Jakub Pachocki’s Vision: How OpenAI’s New Chief Scientist Sees AI’s Future

From Theoretical Computer Science to Leading AI’s Next Frontier

Jakub Pachocki, OpenAI’s newly appointed chief scientist in 2024, has spent years bridging the gap between abstract theory and practical AI breakthroughs. After joining the company in 2017 from academia—where he specialized in theoretical computer science—Pachocki now helms research at the firm behind ChatGPT, the viral chatbot launched in 2022. But his ambitions stretch far beyond conversational AI. OpenAI’s toolkit now includes reasoning models that tackle logic-heavy tasks, assist researchers in coding, and even generate scientific hypotheses. Yet as the company scales, it faces mounting scrutiny over the energy appetite of its models and its reliance on proprietary systems that limit external innovation.

“AI is evolving from an assistant to an autonomous researcher,” Pachocki says. “Our Deep Research tool can already operate unsupervised for 10–20 minutes, though today’s compute footprint is modest.”

Pachocki envisions AI soon mastering autonomous research in fields like software engineering and hardware design.
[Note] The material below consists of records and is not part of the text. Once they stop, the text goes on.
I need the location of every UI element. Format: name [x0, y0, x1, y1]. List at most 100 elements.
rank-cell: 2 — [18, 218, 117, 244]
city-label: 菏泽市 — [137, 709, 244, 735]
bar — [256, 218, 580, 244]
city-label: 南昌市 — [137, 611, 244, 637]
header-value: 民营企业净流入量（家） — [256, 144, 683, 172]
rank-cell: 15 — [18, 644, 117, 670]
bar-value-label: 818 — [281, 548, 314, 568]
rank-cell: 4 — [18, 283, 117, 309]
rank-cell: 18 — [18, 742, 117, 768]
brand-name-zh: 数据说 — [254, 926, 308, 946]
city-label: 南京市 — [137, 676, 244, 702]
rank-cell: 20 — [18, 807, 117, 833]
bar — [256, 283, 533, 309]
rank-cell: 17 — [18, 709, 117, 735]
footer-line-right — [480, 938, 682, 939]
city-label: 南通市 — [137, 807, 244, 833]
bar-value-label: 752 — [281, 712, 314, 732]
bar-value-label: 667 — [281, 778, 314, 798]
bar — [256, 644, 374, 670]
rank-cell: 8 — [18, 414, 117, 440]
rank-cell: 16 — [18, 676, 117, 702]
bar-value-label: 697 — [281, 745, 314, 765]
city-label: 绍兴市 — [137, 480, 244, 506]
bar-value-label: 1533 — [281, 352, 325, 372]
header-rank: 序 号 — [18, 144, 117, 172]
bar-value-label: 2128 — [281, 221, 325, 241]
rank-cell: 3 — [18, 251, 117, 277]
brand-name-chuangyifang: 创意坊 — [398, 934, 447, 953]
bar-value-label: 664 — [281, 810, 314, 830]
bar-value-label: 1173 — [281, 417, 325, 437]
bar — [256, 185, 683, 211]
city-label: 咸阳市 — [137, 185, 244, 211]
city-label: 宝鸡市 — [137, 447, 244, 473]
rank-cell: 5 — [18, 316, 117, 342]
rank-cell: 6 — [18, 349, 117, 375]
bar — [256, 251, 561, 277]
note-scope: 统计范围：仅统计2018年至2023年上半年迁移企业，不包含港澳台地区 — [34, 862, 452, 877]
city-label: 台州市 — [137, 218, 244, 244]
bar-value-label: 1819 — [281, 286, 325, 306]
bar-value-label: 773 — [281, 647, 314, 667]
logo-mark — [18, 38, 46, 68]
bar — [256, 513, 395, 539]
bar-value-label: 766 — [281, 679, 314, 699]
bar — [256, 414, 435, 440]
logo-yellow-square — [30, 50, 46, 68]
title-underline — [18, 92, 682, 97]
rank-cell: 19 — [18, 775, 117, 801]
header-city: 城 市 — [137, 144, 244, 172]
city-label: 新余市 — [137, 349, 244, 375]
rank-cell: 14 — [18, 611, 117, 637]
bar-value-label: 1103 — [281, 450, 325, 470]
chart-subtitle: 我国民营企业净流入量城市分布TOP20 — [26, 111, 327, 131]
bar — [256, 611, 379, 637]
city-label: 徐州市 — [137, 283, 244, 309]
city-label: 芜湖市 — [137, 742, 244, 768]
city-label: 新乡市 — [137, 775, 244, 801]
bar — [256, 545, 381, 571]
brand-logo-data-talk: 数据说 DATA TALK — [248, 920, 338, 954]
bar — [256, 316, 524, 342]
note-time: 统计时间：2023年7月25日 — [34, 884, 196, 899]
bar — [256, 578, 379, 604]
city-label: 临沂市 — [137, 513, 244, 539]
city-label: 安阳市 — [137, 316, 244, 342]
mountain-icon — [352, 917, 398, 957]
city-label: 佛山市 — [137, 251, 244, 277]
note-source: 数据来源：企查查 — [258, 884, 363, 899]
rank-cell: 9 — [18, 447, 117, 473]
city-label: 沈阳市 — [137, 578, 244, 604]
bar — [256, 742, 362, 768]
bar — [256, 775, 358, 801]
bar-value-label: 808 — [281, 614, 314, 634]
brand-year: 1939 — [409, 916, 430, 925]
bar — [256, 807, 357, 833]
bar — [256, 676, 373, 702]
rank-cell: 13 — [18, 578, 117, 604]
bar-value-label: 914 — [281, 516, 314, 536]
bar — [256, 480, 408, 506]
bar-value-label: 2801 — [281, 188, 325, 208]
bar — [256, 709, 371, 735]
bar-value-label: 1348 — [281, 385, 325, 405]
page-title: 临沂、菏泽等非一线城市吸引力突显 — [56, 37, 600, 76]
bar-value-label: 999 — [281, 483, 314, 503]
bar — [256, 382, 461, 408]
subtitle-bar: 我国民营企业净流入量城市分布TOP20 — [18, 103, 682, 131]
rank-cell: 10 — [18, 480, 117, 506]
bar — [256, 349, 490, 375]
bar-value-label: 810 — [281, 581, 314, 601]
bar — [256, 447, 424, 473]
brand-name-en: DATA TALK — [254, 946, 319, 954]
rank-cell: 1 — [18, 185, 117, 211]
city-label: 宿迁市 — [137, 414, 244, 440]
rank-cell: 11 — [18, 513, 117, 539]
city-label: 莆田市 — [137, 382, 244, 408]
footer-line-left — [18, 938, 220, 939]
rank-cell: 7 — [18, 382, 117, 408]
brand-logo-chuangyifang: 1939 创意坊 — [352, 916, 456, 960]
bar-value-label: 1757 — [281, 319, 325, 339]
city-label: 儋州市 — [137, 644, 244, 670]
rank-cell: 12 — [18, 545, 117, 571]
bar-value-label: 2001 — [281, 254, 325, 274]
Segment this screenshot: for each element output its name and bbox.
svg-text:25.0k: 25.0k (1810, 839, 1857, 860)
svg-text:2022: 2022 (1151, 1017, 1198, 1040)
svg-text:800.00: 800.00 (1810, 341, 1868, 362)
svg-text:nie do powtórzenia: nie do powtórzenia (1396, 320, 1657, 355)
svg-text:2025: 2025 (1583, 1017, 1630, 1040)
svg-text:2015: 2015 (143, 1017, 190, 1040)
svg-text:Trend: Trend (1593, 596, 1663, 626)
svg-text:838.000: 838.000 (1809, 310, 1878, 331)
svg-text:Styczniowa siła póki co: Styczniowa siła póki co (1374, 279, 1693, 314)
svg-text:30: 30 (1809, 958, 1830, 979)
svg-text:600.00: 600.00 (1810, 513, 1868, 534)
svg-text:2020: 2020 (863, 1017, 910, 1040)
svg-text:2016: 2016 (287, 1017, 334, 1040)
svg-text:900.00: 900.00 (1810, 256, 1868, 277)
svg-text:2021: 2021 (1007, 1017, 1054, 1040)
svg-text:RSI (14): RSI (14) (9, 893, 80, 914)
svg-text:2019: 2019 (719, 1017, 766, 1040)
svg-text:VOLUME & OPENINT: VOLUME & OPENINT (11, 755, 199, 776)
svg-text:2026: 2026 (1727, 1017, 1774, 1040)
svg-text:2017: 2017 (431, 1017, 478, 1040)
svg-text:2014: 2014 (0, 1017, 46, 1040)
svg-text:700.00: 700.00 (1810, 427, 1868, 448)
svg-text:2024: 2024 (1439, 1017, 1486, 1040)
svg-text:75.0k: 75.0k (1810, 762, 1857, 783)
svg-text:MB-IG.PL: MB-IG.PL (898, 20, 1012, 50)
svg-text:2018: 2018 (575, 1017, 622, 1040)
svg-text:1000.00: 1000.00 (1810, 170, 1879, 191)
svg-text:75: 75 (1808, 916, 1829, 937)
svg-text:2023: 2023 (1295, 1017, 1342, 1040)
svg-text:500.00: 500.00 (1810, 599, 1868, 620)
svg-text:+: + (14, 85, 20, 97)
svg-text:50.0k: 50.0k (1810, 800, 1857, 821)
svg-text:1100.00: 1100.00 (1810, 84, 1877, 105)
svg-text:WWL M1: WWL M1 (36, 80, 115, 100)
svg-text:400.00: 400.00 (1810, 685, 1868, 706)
The key, he argues, lies in merging pre-training with reinforcement learning—a combo that could let models iteratively refine their outputs without constant human oversight. But he’s quick to clarify that AI cognition diverges sharply from human thought: these systems lack any awareness of how or when they acquired knowledge, operating as “black boxes” with unparalleled pattern-matching prowess.

OpenAI’s proprietary approach has drawn fire from researchers who argue that closed models stifle collective progress. Pachocki acknowledges the tension, noting plans to release an open-weight model—a rare concession in a portfolio dominated by locked systems. For now, the company’s focus remains on pushing boundaries, even as debates over ethics, accessibility, and sustainability loom larger than ever.